When I bought the house, one of my first acts was to paint the fence as a sign to the village that someone lived there now. The hedge at the front of the property, though was beyond me - taller than I could reach, and stronger than my secateurs wanted to manage. My parents gave the hedge a good seeing-to, and I spent the next few months chopping up hedge debris and putting it in the green bin for disposal by the local council. It is still tall and overgrown, and a bit of the tree we removed is too thick for me to be bothered sawing, so it lies on my side of the hedge. The fence at the base of the hedge (which is not included in my initial fence painting boast because I couldn't reach it on account of hedge) leans a lot, and is not very tall. Its time will come.

A surprise greeted me this spring - bulbs! With the sort of leaves bulbs have. Snowdrops had come and gone, as had crocuses and daffodils, before I realised that these were bluebells. I might let them stay.

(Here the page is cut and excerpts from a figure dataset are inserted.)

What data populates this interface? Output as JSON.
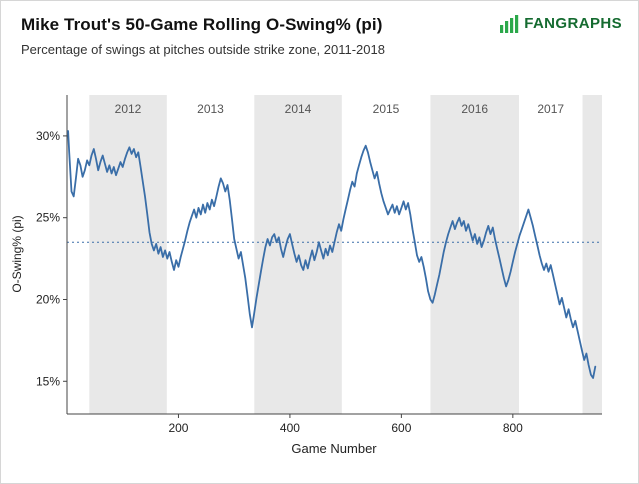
{
  "header": {
    "title": "Mike Trout's 50-Game Rolling O-Swing% (pi)",
    "subtitle": "Percentage of swings at pitches outside strike zone, 2011-2018",
    "logo_text": "FANGRAPHS",
    "logo_text_color": "#156b30",
    "logo_icon_color": "#2ba84a"
  },
  "chart_data": {
    "type": "line",
    "title": "Mike Trout's 50-Game Rolling O-Swing% (pi)",
    "subtitle": "Percentage of swings at pitches outside strike zone, 2011-2018",
    "xlabel": "Game Number",
    "ylabel": "O-Swing% (pi)",
    "xlim": [
      0,
      960
    ],
    "ylim": [
      13,
      32.5
    ],
    "xticks": [
      200,
      400,
      600,
      800
    ],
    "yticks": [
      15,
      20,
      25,
      30
    ],
    "ytick_suffix": "%",
    "grid": false,
    "legend": "none",
    "ref_line": 23.5,
    "line_color": "#3a6ea8",
    "band_color": "#e8e8e8",
    "season_bands": [
      {
        "label": "",
        "start": 0,
        "end": 40,
        "shaded": false
      },
      {
        "label": "2012",
        "start": 40,
        "end": 179,
        "shaded": true
      },
      {
        "label": "2013",
        "start": 179,
        "end": 336,
        "shaded": false
      },
      {
        "label": "2014",
        "start": 336,
        "end": 493,
        "shaded": true
      },
      {
        "label": "2015",
        "start": 493,
        "end": 652,
        "shaded": false
      },
      {
        "label": "2016",
        "start": 652,
        "end": 811,
        "shaded": true
      },
      {
        "label": "2017",
        "start": 811,
        "end": 925,
        "shaded": false
      },
      {
        "label": "",
        "start": 925,
        "end": 960,
        "shaded": true
      }
    ],
    "series": [
      {
        "name": "Mike Trout 50-game rolling O-Swing% (pi)",
        "points": [
          [
            2,
            30.3
          ],
          [
            4,
            29.0
          ],
          [
            8,
            26.6
          ],
          [
            12,
            26.3
          ],
          [
            16,
            27.4
          ],
          [
            20,
            28.6
          ],
          [
            24,
            28.2
          ],
          [
            28,
            27.5
          ],
          [
            32,
            27.9
          ],
          [
            36,
            28.5
          ],
          [
            40,
            28.2
          ],
          [
            44,
            28.8
          ],
          [
            48,
            29.2
          ],
          [
            52,
            28.6
          ],
          [
            56,
            27.9
          ],
          [
            60,
            28.4
          ],
          [
            64,
            28.8
          ],
          [
            68,
            28.3
          ],
          [
            72,
            27.8
          ],
          [
            76,
            28.2
          ],
          [
            80,
            27.7
          ],
          [
            84,
            28.1
          ],
          [
            88,
            27.6
          ],
          [
            92,
            28.0
          ],
          [
            96,
            28.4
          ],
          [
            100,
            28.1
          ],
          [
            104,
            28.6
          ],
          [
            108,
            29.0
          ],
          [
            112,
            29.3
          ],
          [
            116,
            28.9
          ],
          [
            120,
            29.2
          ],
          [
            124,
            28.7
          ],
          [
            128,
            29.0
          ],
          [
            132,
            28.1
          ],
          [
            136,
            27.2
          ],
          [
            140,
            26.3
          ],
          [
            144,
            25.2
          ],
          [
            148,
            24.1
          ],
          [
            152,
            23.4
          ],
          [
            156,
            23.0
          ],
          [
            160,
            23.4
          ],
          [
            164,
            22.8
          ],
          [
            168,
            23.2
          ],
          [
            172,
            22.6
          ],
          [
            176,
            23.0
          ],
          [
            180,
            22.5
          ],
          [
            184,
            22.9
          ],
          [
            188,
            22.3
          ],
          [
            192,
            21.8
          ],
          [
            196,
            22.4
          ],
          [
            200,
            22.0
          ],
          [
            204,
            22.6
          ],
          [
            208,
            23.1
          ],
          [
            212,
            23.6
          ],
          [
            216,
            24.2
          ],
          [
            220,
            24.7
          ],
          [
            224,
            25.1
          ],
          [
            228,
            25.5
          ],
          [
            232,
            25.0
          ],
          [
            236,
            25.6
          ],
          [
            240,
            25.2
          ],
          [
            244,
            25.8
          ],
          [
            248,
            25.3
          ],
          [
            252,
            25.9
          ],
          [
            256,
            25.5
          ],
          [
            260,
            26.1
          ],
          [
            264,
            25.7
          ],
          [
            268,
            26.3
          ],
          [
            272,
            26.9
          ],
          [
            276,
            27.4
          ],
          [
            280,
            27.1
          ],
          [
            284,
            26.6
          ],
          [
            288,
            27.0
          ],
          [
            292,
            26.1
          ],
          [
            296,
            24.9
          ],
          [
            300,
            23.7
          ],
          [
            304,
            23.1
          ],
          [
            308,
            22.5
          ],
          [
            312,
            22.9
          ],
          [
            316,
            22.1
          ],
          [
            320,
            21.3
          ],
          [
            324,
            20.2
          ],
          [
            328,
            19.1
          ],
          [
            332,
            18.3
          ],
          [
            336,
            19.2
          ],
          [
            340,
            20.1
          ],
          [
            344,
            20.9
          ],
          [
            348,
            21.7
          ],
          [
            352,
            22.5
          ],
          [
            356,
            23.2
          ],
          [
            360,
            23.7
          ],
          [
            364,
            23.3
          ],
          [
            368,
            23.8
          ],
          [
            372,
            24.0
          ],
          [
            376,
            23.5
          ],
          [
            380,
            23.8
          ],
          [
            384,
            23.1
          ],
          [
            388,
            22.6
          ],
          [
            392,
            23.2
          ],
          [
            396,
            23.7
          ],
          [
            400,
            24.0
          ],
          [
            404,
            23.4
          ],
          [
            408,
            22.8
          ],
          [
            412,
            22.3
          ],
          [
            416,
            22.7
          ],
          [
            420,
            22.1
          ],
          [
            424,
            21.8
          ],
          [
            428,
            22.4
          ],
          [
            432,
            21.9
          ],
          [
            436,
            22.5
          ],
          [
            440,
            23.0
          ],
          [
            444,
            22.4
          ],
          [
            448,
            22.9
          ],
          [
            452,
            23.5
          ],
          [
            456,
            23.0
          ],
          [
            460,
            22.5
          ],
          [
            464,
            23.1
          ],
          [
            468,
            22.7
          ],
          [
            472,
            23.3
          ],
          [
            476,
            22.9
          ],
          [
            480,
            23.5
          ],
          [
            484,
            24.1
          ],
          [
            488,
            24.6
          ],
          [
            492,
            24.2
          ],
          [
            496,
            24.9
          ],
          [
            500,
            25.5
          ],
          [
            504,
            26.1
          ],
          [
            508,
            26.7
          ],
          [
            512,
            27.2
          ],
          [
            516,
            26.9
          ],
          [
            520,
            27.7
          ],
          [
            524,
            28.2
          ],
          [
            528,
            28.7
          ],
          [
            532,
            29.1
          ],
          [
            536,
            29.4
          ],
          [
            540,
            29.0
          ],
          [
            544,
            28.4
          ],
          [
            548,
            27.9
          ],
          [
            552,
            27.4
          ],
          [
            556,
            27.8
          ],
          [
            560,
            27.1
          ],
          [
            564,
            26.5
          ],
          [
            568,
            26.0
          ],
          [
            572,
            25.6
          ],
          [
            576,
            25.2
          ],
          [
            580,
            25.5
          ],
          [
            584,
            25.8
          ],
          [
            588,
            25.3
          ],
          [
            592,
            25.7
          ],
          [
            596,
            25.2
          ],
          [
            600,
            25.6
          ],
          [
            604,
            26.0
          ],
          [
            608,
            25.5
          ],
          [
            612,
            25.9
          ],
          [
            616,
            25.2
          ],
          [
            620,
            24.3
          ],
          [
            624,
            23.5
          ],
          [
            628,
            22.7
          ],
          [
            632,
            22.3
          ],
          [
            636,
            22.6
          ],
          [
            640,
            22.0
          ],
          [
            644,
            21.3
          ],
          [
            648,
            20.5
          ],
          [
            652,
            20.0
          ],
          [
            656,
            19.8
          ],
          [
            660,
            20.3
          ],
          [
            664,
            20.9
          ],
          [
            668,
            21.5
          ],
          [
            672,
            22.2
          ],
          [
            676,
            22.9
          ],
          [
            680,
            23.5
          ],
          [
            684,
            24.0
          ],
          [
            688,
            24.4
          ],
          [
            692,
            24.8
          ],
          [
            696,
            24.3
          ],
          [
            700,
            24.7
          ],
          [
            704,
            25.0
          ],
          [
            708,
            24.5
          ],
          [
            712,
            24.8
          ],
          [
            716,
            24.2
          ],
          [
            720,
            24.6
          ],
          [
            724,
            24.1
          ],
          [
            728,
            23.6
          ],
          [
            732,
            24.0
          ],
          [
            736,
            23.4
          ],
          [
            740,
            23.8
          ],
          [
            744,
            23.2
          ],
          [
            748,
            23.6
          ],
          [
            752,
            24.1
          ],
          [
            756,
            24.5
          ],
          [
            760,
            24.0
          ],
          [
            764,
            24.4
          ],
          [
            768,
            23.7
          ],
          [
            772,
            23.1
          ],
          [
            776,
            22.5
          ],
          [
            780,
            21.9
          ],
          [
            784,
            21.3
          ],
          [
            788,
            20.8
          ],
          [
            792,
            21.2
          ],
          [
            796,
            21.7
          ],
          [
            800,
            22.3
          ],
          [
            804,
            22.9
          ],
          [
            808,
            23.4
          ],
          [
            812,
            23.9
          ],
          [
            816,
            24.3
          ],
          [
            820,
            24.7
          ],
          [
            824,
            25.1
          ],
          [
            828,
            25.5
          ],
          [
            832,
            25.0
          ],
          [
            836,
            24.5
          ],
          [
            840,
            23.9
          ],
          [
            844,
            23.3
          ],
          [
            848,
            22.7
          ],
          [
            852,
            22.2
          ],
          [
            856,
            21.8
          ],
          [
            860,
            22.2
          ],
          [
            864,
            21.7
          ],
          [
            868,
            22.1
          ],
          [
            872,
            21.5
          ],
          [
            876,
            20.9
          ],
          [
            880,
            20.3
          ],
          [
            884,
            19.7
          ],
          [
            888,
            20.1
          ],
          [
            892,
            19.5
          ],
          [
            896,
            18.9
          ],
          [
            900,
            19.4
          ],
          [
            904,
            18.8
          ],
          [
            908,
            18.3
          ],
          [
            912,
            18.7
          ],
          [
            916,
            18.1
          ],
          [
            920,
            17.5
          ],
          [
            924,
            16.9
          ],
          [
            928,
            16.3
          ],
          [
            932,
            16.7
          ],
          [
            936,
            16.0
          ],
          [
            940,
            15.4
          ],
          [
            944,
            15.2
          ],
          [
            948,
            15.9
          ]
        ]
      }
    ]
  }
}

Most of my gardening so far has been damage control. Apart from the rubble heap. That was just damage. I've sprayed weedkiller, painted wood before it rots, lifted up debris, fitted bolts. On Sunday, though, I did some real gardening. I took my scissors and some seeds, a fork and trowel I had forgotten about, and some gloves, ditto, along with my new kneeler pad, and made a small border among the slugs and snails. Into this border I planted some sweet pea seeds (sowing season - outdoors - April - May), then, as an afterthought, some pink poppies (sow outdoors - as soon as the frosts have finished) and some Nigella (sow outdoors - springish, and a few times after that). Yesterday I bought a blue watering can with such a high opening in the top that I surely cannot spill the water everywhere on my way to the garden (I don't use the front door because there is a fried in front of it), and some blood, fish and bone meal. I might have a narrow line of fragrant beauty later this year. Or some better-fed weeds.

This year, I do plan to empty the gardens of items which are clearly rubbish. Next year, I plan to make the front garden into the beginnings of something productive and beautiful, and the back yard into somewhere clean to dry clothes. Wish me luck!